"We be poor men, coach-wan ji," said the little driver, deprecatingly, "and thy honorable kinswoman is deserving, doubtless, of thy exalted consideration."
"She is deserving of the consideration due to a woman who was greatly wronged by the villain who was slain, and by the madman, his slayer. She was lured, brothers, into the sahib's tent by the sweeper's wife, Bhamaraya,—who is a lame she-wolf!—for the purpose of pleading for her man, Bijoo, who was accused of theft; and then she was robbed of her senses by the sahib's strong waters, and hath done no wrong; let no man in the Terai gainsay it!"
Ram Deen paused awhile to "drink tobacco," but nobody made comment on a matter in which he was so greatly interested.
"Bijoo's life is forfeit," he resumed; "and the rope that shall hang him is already made, for the sircar never fails to find whom it seeks. But Bijoo, alive or dead, is worth a thousand rupees to the man who shall take him. 'Twere pity that the money should go to some jackal of a man, for it belongs, of a right, to Chandni, whom he hath wrongfully mutilated; but he is a man, and will, doubtless, make the only reparation in his power, and yield himself up, for her sake, to some one who will bestow the blood money upon her."
The shadow rose from the tall grass and speedily disappeared in the darkness. Soon after, those who sat round the fire heard the dreadful lamenting of a strong man who walks between Remorse and Despair.
"Brothers," said Ram Deen, as he rose to go to his hut, "alive or dead, Bijoo will be here to-morrow night."
At the fire, next evening, no one spoke; they were waiting for the fulfilment of Ram Deen's prediction, and the bugle-call of the fateful man had just been heard in the direction of the Bore bridge.
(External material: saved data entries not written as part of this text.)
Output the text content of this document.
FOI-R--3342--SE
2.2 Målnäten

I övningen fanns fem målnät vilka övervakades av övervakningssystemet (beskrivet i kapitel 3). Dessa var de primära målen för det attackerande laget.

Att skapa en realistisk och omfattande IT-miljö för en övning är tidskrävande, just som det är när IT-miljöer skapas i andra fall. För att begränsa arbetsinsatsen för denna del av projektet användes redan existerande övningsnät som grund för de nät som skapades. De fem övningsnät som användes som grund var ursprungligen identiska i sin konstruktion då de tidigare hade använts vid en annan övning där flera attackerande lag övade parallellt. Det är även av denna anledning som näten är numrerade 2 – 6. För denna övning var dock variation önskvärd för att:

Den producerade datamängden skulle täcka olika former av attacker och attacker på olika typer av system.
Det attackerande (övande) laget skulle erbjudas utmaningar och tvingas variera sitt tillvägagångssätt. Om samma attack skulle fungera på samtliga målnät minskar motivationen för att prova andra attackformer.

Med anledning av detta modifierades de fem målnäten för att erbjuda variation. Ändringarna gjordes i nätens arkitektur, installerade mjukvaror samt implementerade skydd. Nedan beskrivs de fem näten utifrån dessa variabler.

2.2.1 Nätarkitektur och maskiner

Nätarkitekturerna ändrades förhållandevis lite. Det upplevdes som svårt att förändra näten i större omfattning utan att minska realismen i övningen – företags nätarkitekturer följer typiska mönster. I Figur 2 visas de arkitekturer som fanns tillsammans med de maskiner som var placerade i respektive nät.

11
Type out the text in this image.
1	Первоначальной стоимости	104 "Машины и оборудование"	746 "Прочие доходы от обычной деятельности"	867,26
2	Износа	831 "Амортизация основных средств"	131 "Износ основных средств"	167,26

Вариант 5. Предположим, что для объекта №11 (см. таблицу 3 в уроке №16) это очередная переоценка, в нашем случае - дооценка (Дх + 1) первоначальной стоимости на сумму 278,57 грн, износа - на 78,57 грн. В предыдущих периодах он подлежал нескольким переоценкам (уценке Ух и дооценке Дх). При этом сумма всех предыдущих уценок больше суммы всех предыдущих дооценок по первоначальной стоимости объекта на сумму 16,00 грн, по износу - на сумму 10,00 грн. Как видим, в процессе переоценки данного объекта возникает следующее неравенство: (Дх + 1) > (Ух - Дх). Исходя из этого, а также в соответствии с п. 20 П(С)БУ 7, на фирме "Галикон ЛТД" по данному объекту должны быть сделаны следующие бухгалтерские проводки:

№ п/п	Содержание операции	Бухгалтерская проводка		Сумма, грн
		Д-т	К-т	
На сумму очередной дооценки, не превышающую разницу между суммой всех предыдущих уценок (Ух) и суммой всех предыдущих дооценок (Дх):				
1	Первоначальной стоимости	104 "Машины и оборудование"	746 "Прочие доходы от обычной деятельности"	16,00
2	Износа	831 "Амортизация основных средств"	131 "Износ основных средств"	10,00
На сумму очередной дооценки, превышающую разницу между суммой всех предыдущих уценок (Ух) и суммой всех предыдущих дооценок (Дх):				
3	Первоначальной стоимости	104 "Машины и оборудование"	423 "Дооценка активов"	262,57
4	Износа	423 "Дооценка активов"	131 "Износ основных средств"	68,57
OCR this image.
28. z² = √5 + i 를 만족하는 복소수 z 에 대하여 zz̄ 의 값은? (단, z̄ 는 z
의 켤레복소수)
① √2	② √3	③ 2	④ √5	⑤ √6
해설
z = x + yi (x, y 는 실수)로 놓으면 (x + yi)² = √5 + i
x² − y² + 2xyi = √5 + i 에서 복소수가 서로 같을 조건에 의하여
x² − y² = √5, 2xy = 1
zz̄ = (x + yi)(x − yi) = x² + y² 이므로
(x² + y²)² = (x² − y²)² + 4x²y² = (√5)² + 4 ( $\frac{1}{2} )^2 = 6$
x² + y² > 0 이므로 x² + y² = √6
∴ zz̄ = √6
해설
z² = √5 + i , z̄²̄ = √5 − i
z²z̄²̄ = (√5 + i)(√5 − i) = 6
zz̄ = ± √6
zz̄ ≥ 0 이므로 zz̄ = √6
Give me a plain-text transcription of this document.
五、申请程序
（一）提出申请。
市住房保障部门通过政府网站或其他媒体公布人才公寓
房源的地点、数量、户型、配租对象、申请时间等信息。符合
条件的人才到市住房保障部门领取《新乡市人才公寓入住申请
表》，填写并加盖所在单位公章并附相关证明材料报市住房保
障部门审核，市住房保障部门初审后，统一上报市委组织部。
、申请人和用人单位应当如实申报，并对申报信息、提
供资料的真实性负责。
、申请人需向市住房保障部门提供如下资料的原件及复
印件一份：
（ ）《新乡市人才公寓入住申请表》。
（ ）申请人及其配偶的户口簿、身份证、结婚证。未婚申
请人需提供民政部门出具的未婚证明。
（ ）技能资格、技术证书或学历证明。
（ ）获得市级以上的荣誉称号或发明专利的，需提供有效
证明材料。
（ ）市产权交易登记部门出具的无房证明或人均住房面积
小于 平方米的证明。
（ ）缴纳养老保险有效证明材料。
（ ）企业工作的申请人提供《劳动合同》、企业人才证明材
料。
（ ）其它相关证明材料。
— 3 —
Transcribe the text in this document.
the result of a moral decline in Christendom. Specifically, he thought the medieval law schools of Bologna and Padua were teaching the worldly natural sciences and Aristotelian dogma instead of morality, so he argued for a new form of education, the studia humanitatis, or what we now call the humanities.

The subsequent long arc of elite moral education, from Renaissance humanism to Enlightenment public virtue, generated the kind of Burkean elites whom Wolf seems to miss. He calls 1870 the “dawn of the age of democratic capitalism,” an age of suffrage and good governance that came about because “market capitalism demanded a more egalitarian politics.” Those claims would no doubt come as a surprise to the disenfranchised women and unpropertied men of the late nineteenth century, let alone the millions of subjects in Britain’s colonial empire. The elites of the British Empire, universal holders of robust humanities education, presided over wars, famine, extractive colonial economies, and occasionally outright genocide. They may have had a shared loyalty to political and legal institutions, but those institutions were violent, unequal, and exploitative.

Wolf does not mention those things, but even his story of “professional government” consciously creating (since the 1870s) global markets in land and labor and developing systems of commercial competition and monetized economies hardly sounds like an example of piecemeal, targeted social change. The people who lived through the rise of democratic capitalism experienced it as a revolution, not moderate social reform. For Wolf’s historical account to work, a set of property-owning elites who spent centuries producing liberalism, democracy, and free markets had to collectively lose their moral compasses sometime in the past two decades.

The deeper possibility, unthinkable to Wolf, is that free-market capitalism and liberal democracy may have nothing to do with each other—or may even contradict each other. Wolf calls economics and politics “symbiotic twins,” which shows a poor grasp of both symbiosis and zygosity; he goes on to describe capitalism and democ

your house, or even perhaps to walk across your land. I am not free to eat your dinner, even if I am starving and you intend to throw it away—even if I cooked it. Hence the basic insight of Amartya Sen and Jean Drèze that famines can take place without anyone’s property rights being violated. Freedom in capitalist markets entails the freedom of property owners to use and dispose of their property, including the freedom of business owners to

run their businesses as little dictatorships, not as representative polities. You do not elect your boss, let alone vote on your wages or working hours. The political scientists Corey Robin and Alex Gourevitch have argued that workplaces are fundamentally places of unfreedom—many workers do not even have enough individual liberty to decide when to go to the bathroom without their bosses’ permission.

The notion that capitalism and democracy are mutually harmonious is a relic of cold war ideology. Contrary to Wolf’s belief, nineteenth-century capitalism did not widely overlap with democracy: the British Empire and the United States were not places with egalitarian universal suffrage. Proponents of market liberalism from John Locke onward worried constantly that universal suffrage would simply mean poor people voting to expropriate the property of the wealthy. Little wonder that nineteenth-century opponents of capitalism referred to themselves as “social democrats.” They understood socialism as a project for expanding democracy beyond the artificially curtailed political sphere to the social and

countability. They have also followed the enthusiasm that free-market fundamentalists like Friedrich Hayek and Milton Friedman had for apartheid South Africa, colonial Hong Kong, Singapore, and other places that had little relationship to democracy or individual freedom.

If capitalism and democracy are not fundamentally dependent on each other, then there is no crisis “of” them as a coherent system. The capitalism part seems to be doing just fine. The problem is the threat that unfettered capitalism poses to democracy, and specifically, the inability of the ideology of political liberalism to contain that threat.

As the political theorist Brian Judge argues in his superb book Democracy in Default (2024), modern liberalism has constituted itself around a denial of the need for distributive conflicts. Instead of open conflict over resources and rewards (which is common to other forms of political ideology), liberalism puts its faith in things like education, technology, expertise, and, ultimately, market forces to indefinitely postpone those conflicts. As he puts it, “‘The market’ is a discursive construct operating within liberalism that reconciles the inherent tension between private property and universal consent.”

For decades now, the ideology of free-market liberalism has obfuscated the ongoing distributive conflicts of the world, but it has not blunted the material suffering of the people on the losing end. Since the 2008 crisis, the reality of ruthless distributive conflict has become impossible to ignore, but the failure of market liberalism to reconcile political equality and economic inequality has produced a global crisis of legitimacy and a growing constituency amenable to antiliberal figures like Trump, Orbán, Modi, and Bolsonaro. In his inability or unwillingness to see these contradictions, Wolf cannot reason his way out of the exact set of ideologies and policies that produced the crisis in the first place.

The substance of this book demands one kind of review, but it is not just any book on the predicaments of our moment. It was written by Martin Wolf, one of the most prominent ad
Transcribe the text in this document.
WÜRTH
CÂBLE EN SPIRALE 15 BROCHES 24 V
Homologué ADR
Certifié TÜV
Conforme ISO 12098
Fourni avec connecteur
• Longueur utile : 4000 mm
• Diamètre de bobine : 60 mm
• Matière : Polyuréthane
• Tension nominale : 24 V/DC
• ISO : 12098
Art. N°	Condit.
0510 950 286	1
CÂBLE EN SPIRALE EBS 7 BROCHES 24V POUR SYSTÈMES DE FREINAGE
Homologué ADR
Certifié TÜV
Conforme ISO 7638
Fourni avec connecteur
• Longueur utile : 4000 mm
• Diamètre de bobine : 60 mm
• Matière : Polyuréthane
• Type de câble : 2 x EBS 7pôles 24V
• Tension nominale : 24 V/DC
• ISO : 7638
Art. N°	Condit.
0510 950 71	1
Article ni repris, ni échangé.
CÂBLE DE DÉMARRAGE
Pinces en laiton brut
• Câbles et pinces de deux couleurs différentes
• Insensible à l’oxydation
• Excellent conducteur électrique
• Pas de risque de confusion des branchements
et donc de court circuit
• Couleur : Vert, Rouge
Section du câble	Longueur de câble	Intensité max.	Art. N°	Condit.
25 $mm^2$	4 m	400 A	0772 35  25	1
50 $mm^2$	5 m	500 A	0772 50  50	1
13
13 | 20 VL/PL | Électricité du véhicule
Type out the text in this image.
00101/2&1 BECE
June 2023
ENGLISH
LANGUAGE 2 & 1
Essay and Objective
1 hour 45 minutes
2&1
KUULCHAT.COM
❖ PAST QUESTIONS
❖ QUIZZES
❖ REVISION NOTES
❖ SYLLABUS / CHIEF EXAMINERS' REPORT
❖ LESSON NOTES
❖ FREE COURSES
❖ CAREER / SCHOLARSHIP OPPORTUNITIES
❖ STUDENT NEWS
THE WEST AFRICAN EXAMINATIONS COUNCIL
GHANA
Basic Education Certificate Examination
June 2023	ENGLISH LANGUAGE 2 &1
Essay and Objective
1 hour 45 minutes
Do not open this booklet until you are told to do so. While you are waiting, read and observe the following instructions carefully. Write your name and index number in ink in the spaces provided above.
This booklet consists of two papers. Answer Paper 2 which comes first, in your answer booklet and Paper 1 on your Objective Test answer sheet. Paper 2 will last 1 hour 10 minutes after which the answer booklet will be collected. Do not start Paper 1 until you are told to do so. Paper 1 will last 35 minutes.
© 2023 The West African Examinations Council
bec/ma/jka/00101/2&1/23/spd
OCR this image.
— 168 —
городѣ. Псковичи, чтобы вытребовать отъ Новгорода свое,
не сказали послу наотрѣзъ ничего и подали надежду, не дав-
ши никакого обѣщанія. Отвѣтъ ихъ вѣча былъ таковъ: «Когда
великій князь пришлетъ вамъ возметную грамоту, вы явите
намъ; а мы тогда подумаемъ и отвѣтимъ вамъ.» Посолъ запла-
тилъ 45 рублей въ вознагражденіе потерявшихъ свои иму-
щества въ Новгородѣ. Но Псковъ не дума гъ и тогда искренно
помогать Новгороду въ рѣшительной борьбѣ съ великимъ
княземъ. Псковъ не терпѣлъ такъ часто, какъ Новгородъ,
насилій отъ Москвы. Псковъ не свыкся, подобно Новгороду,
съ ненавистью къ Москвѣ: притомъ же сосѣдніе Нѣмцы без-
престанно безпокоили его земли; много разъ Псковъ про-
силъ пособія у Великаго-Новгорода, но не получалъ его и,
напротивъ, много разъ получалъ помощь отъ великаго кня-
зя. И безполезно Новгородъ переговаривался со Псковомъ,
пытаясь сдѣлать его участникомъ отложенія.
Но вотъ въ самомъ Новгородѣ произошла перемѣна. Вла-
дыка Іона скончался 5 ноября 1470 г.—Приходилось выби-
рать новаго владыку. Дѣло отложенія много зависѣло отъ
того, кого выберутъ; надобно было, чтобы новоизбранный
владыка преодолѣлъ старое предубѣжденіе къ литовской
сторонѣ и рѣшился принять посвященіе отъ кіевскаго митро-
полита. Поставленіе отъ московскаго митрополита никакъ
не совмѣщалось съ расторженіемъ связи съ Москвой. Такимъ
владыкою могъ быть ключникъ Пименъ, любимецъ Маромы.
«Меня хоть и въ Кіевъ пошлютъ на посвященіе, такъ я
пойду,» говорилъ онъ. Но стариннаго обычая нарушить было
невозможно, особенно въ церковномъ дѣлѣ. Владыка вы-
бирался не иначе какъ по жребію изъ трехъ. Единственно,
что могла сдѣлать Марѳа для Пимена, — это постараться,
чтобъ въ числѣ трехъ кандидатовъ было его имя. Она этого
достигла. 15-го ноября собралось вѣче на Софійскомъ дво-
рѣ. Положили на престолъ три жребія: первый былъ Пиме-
"Bijoo hath come, Thanadar ji," said Ram Deen, as he dismounted from the mail-cart.
He then proceeded, with the help of his hostler, to lift a heavy burden covered with a cloth from the back seat of the mail-cart. The limp hands trailing on the ground as they carried it showed their burden to be a corpse. They laid it in the firelight; and Ram Deen, drawing the covering from its face, disclosed the dreadful features of a man who had been hanged; part of the rope that had strangled him still encircled his throat.